Comparative study and optimal selection for different cable-stiffened latticed shells

Abstract

The cable-stiffened latticed shell can be constructed in varied structural forms by diverse types of single-layer latticed shells and cable-strut systems. So, to provide references for model selection, this paper studied the efficient combination of latticed shells and cable-strut systems in different boundary conditions and proposed a performance evaluation method. The general modeling process was illustrated firstly, and several new structural forms with folded curved surfaces were proposed. Then, based on the improved equilibrium matrix theory, the force-finding analysis was carried out for the initial state, which can guarantee actual mechanical properties in the numerical model. Thus, the overall stiffness, the bearing capacity, and the cable reinforcement effect were obtained through the nonlinear stability analysis.
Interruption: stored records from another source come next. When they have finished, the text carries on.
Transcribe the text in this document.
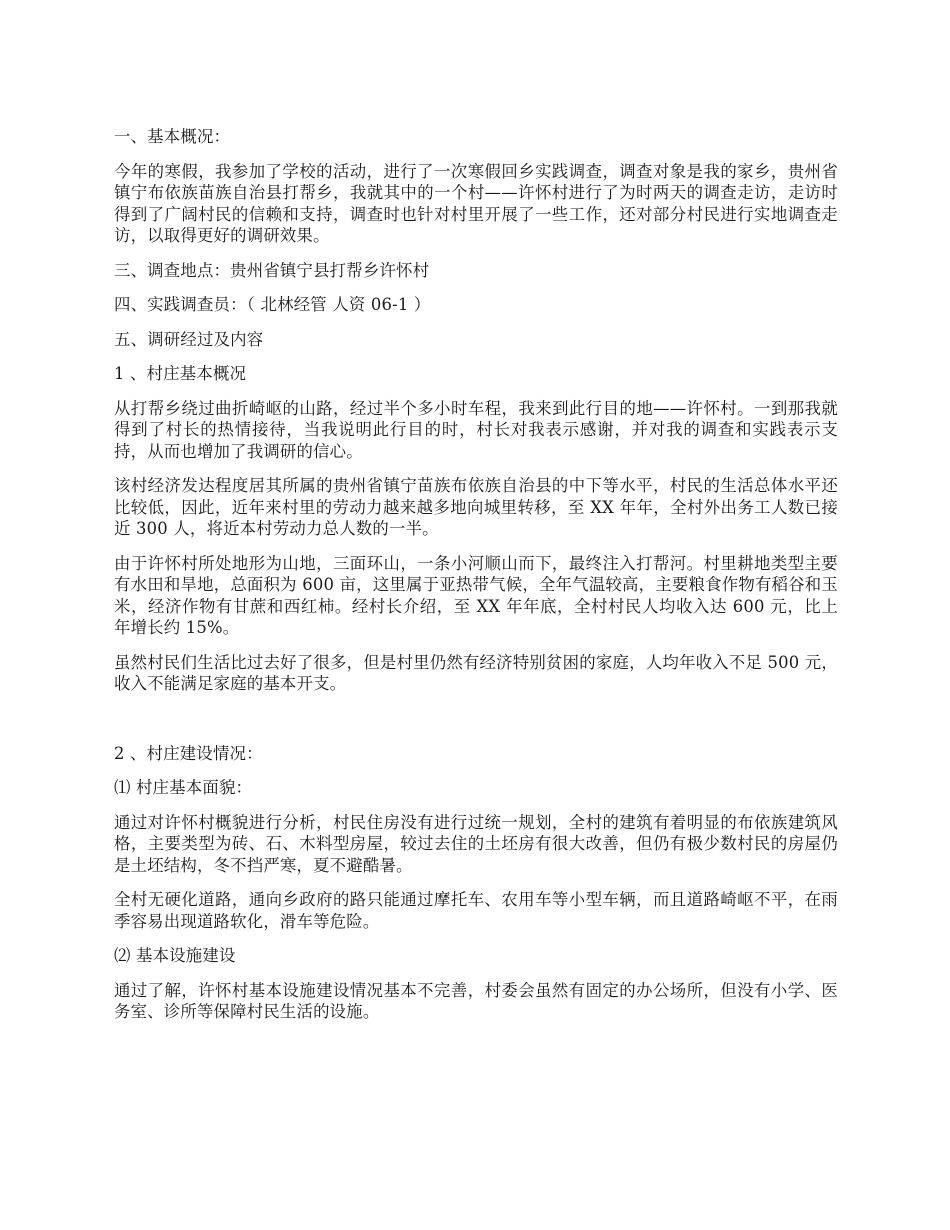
一、基本概况：

今年的寒假，我参加了学校的活动，进行了一次寒假回乡实践调查，调查对象是我的家乡，贵州省镇宁布依族苗族自治县打帮乡，我就其中的一个村——许怀村进行了为时两天的调查走访，走访时得到了广阔村民的信赖和支持，调查时也针对村里开展了一些工作，还对部分村民进行实地调查走访，以取得更好的调研效果。

三、调查地点：贵州省镇宁县打帮乡许怀村

四、实践调查员：（ 北林经管 人资 06-1 ）

五、调研经过及内容

1 、村庄基本概况

从打帮乡绕过曲折崎岖的山路，经过半个多小时车程，我来到此行目的地——许怀村。一到那我就得到了村长的热情接待，当我说明此行目的时，村长对我表示感谢，并对我的调查和实践表示支持，从而也增加了我调研的信心。

该村经济发达程度居其所属的贵州省镇宁苗族布依族自治县的中下等水平，村民的生活总体水平还比较低，因此，近年来村里的劳动力越来越多地向城里转移，至 XX 年年，全村外出务工人数已接近 300 人，将近本村劳动力总人数的一半。

由于许怀村所处地形为山地，三面环山，一条小河顺山而下，最终注入打帮河。村里耕地类型主要有水田和旱地，总面积为 600 亩，这里属于亚热带气候，全年气温较高，主要粮食作物有稻谷和玉米，经济作物有甘蔗和西红柿。经村长介绍，至 XX 年年底，全村村民人均收入达 600 元，比上年增长约 15%。

虽然村民们生活比过去好了很多，但是村里仍然有经济特别贫困的家庭，人均年收入不足 500 元，收入不能满足家庭的基本开支。

2 、村庄建设情况：

⑴ 村庄基本面貌：

通过对许怀村概貌进行分析，村民住房没有进行过统一规划，全村的建筑有着明显的布依族建筑风格，主要类型为砖、石、木料型房屋，较过去住的土坯房有很大改善，但仍有极少数村民的房屋仍是土坯结构，冬不挡严寒，夏不避酷暑。

全村无硬化道路，通向乡政府的路只能通过摩托车、农用车等小型车辆，而且道路崎岖不平，在雨季容易出现道路软化，滑车等危险。

⑵ 基本设施建设

通过了解，许怀村基本设施建设情况基本不完善，村委会虽然有固定的办公场所，但没有小学、医务室、诊所等保障村民生活的设施。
And for the optimal selection from multiple structural forms, AHP-TOPSIS was used to judge the latticed shell system for the first time. The comprehensive structural performances were evaluated and ranked by this multi-attribute decision-making method. Finally, the results showed that the complicated cable-strut system could not necessarily lead to higher structural efficiency. Regardless of the cable-strut layouts, the spherical cable-stiffened latticed shell had a high bearing capacity when the ribbed grid was adopted. For the cylindrical structure, the folded latticed shell divided by orthogonal grids maximized the role of in-plane cables and was considered the best choice.